Brother Lucian said:


> But with I am Slaughter only clocking at 238 pages for 13.49 euro, I am severely feeling dubious for this purchase if the above is the case.


It's still in "limited edition" mode. I figure the price will go down to whatever _The Honoured_/_The Unburdened_ are in about a year. And/or they'll combine it with the first novella as a future mainline HH novel a la _Legacies of Betrayal_.


----------



## Kharn The Complainer (Aug 19, 2015)

forkmaster said:


> Well I bought the first Tallarn-novella, which was a huge disappoint as it was from the human-side of the conflict, which I couldn't give a rats ass about. Also it's pretty obvious this is a full novel butchered into 2 novella-size stories and several shorts just to milk to the money-cow a little more. I say don't buy it.
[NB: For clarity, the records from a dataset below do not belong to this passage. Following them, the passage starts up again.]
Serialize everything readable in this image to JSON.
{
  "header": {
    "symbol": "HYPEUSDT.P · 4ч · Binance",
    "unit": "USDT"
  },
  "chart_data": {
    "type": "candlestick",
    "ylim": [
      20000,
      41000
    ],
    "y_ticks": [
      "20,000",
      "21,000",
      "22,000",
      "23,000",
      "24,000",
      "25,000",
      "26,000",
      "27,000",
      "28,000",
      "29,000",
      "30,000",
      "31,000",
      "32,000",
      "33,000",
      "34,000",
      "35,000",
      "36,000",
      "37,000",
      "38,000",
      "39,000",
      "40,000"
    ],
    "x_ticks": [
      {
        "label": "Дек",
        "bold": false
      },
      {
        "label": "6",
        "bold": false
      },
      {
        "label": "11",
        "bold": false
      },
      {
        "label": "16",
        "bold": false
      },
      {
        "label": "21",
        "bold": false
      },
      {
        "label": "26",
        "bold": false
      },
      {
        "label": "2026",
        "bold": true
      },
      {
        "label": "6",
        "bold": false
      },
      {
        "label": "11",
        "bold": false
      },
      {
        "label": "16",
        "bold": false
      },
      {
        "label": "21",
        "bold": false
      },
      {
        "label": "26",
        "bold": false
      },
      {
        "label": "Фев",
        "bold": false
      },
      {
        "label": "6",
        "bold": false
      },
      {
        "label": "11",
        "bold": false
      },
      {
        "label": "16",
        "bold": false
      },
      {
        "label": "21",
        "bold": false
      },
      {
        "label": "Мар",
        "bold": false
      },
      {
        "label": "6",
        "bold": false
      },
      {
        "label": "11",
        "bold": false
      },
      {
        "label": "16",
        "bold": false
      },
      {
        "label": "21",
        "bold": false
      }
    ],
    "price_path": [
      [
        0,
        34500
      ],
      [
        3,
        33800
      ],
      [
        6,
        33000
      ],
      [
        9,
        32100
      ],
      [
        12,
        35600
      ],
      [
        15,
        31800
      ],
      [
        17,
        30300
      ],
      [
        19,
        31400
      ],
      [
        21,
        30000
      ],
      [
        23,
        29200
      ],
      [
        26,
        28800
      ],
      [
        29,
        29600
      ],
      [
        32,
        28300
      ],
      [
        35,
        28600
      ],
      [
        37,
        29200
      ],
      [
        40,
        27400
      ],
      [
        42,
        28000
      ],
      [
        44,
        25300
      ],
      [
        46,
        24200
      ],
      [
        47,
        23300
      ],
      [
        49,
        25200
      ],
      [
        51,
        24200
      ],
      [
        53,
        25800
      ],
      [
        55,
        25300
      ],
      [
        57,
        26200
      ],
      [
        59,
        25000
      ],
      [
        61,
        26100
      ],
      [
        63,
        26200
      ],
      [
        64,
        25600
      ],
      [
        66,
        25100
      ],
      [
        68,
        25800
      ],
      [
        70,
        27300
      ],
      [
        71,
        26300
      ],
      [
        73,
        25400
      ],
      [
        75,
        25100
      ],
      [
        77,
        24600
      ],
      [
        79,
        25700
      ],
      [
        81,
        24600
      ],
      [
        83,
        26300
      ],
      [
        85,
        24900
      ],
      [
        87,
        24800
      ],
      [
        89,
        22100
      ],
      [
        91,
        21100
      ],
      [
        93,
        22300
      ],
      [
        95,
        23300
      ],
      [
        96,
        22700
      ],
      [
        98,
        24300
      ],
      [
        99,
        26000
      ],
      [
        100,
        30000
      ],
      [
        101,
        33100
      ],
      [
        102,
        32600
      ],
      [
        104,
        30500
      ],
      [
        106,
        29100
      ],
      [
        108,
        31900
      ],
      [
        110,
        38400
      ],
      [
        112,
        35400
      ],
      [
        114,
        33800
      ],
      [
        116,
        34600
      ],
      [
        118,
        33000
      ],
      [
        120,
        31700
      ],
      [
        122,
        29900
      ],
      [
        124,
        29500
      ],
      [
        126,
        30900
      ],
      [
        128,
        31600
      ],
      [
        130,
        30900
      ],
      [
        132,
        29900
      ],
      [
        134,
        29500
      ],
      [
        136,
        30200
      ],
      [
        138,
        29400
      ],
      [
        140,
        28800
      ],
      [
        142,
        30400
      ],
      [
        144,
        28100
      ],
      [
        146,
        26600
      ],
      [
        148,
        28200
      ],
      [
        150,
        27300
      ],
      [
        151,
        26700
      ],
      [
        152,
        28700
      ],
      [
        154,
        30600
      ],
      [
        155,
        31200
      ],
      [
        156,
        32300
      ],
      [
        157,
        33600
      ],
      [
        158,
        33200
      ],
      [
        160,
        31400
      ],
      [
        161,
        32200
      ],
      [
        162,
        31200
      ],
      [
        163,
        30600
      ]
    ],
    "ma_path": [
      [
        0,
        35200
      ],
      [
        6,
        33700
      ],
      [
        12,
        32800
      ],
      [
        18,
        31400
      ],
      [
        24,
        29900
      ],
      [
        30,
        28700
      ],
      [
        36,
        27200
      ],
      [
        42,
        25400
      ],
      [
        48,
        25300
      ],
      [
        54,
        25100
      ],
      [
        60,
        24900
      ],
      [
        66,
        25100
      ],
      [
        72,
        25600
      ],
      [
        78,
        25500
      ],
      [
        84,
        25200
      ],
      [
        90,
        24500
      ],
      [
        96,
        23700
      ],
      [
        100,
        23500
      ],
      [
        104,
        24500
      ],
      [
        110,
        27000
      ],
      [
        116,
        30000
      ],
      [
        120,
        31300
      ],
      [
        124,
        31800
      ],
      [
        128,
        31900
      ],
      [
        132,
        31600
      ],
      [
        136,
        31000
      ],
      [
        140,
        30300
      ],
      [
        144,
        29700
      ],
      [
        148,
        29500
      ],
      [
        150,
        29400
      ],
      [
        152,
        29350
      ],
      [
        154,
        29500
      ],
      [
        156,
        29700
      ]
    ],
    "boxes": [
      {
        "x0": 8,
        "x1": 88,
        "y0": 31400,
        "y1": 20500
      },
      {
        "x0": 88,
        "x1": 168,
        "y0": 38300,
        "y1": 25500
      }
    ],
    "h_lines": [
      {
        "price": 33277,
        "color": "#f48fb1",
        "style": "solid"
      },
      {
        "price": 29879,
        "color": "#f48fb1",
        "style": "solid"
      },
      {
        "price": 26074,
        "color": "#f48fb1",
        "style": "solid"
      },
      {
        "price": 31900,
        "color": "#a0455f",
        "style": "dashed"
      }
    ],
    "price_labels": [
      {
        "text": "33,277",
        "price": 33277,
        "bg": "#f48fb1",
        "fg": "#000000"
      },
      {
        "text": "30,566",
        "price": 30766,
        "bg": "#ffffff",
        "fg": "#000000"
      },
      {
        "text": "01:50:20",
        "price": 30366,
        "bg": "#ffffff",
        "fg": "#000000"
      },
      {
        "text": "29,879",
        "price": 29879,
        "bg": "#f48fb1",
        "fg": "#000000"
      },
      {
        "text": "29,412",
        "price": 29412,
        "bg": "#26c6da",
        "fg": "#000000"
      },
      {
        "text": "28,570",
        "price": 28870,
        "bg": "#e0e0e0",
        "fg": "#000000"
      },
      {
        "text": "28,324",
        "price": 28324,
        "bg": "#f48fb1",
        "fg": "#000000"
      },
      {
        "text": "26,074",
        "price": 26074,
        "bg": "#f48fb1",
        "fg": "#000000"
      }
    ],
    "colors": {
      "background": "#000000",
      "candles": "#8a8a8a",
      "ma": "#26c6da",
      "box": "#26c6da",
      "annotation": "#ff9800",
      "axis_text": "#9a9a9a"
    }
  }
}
95% of the Heresy is about Space Marriiiiiines. You couldn't endure just a few books which don't focus entirely on them? I find the inclusion of normal people adds a little variety and reminds us that it's not just the Spaaaace Marrriiiiiines fighting.


----------



## forkmaster (Jan 2, 2010)

Kharn The Complainer said:


> 95% of the Heresy is about Space Marriiiiiines. You couldn't endure just a few books which don't focus entirely on them? I find the inclusion of normal people adds a little variety and reminds us that it's not just the Spaaaace Marrriiiiiines fighting.


For the price I was paying, I hoped to see the development of Perturabo post-_Angel Exterminatus_, particularly since I liked French take on him in _The Crimson Fist_. A story with only Space Marines can get dread (like FTT for example) but the same is with one with only humans. I've always said Tallarn should have been a full-fledged novel with perspectives from both sides.


----------



## Kharn The Complainer (Aug 19, 2015)

forkmaster said:


> For the price I was paying, I hoped to see the development of Perturabo post-_Angel Exterminatus_, particularly since I liked French take on him in _The Crimson Fist_. A story with only Space Marines can get dread (like FTT for example) but the same is with one with only humans. I've always said Tallarn should have been a full-fledged novel with perspectives from both sides.


A fair point and I agree. I prefer the novels which have both humans (Not perpetuals) and Space Marines together. They really balance each other out well.


----------



## forkmaster (Jan 2, 2010)

Kharn The Complainer said:


> A fair point and I agree. I prefer the novels which have both humans (Not perpetuals) and Space Marines together. They really balance each other out well.


Exactly, the humans reflect mortal humanity onto the Space Marines, and the Space Marines reflects immortal ideals for humanity to aim for. Hence why the first two phases of the "series" worked much better than those in the 3rd phase.


----------